Code supplement to Prescribed Robustness in Optimal Power Flow.

Abstract: For a timely decarbonization of our economy, power systems need to accommodate increasing numbers of clean but stochastic resources. This requires new operational methods that internalize this stochasticity to ensure safety and efficiency. This paper proposes a novel approach to compute adaptive safety intervals for each stochastic resource that internalize power flow physics and optimize the expected cost of system operations, making them ``prescriptive''. The resulting intervals are interpretable and can be used in a tractable robust optimal power flow problem as uncertainty sets. We use stochastic gradient descent with differentiable optimization layers to compute a mapping that obtains these intervals from a given vector of context parameters that captures the expected system state.
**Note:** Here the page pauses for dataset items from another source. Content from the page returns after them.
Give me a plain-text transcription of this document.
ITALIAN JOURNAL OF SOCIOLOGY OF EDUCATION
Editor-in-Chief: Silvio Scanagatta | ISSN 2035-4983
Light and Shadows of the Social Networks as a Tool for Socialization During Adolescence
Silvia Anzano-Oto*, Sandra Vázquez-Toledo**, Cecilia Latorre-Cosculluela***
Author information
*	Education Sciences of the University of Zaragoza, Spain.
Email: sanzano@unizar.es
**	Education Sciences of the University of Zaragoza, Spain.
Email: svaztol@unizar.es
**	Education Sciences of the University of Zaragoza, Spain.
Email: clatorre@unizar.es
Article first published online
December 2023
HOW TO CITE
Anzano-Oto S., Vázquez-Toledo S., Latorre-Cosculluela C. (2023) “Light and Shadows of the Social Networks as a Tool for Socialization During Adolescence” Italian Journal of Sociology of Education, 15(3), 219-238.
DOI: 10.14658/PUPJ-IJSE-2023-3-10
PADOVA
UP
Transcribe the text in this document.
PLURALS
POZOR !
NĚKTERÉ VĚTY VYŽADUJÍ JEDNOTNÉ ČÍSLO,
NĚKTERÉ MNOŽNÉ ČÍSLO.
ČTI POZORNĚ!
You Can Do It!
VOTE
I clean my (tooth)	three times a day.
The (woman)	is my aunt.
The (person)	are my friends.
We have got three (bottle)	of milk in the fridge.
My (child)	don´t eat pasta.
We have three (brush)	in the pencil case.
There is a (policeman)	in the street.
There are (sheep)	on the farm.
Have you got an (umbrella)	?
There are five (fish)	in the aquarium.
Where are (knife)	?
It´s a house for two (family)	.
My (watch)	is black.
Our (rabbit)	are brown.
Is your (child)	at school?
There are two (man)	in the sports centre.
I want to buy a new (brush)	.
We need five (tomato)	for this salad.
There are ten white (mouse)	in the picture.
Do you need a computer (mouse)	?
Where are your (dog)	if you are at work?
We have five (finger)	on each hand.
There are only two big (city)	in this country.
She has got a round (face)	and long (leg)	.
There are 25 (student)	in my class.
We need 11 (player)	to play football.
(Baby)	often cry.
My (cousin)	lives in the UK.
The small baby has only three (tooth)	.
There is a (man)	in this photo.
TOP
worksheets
We demonstrate and discuss the proposed approach on two case studies.

Everything is implemented in Python and results reported in the paper can be reproduced by running the Jupyter notebooks. Note that the 96-case requires a copy of the data from the RTS GMLC Test System (release v0.2.2 of March 2022).

@article{mieth2023prescribed,
  title={Prescribed Robustness in Optimal Power Flow},
  author={Mieth, Robert and Poor, H Vincent},
  journal={arXiv preprint arXiv:2310.02957},
  year={2023}
}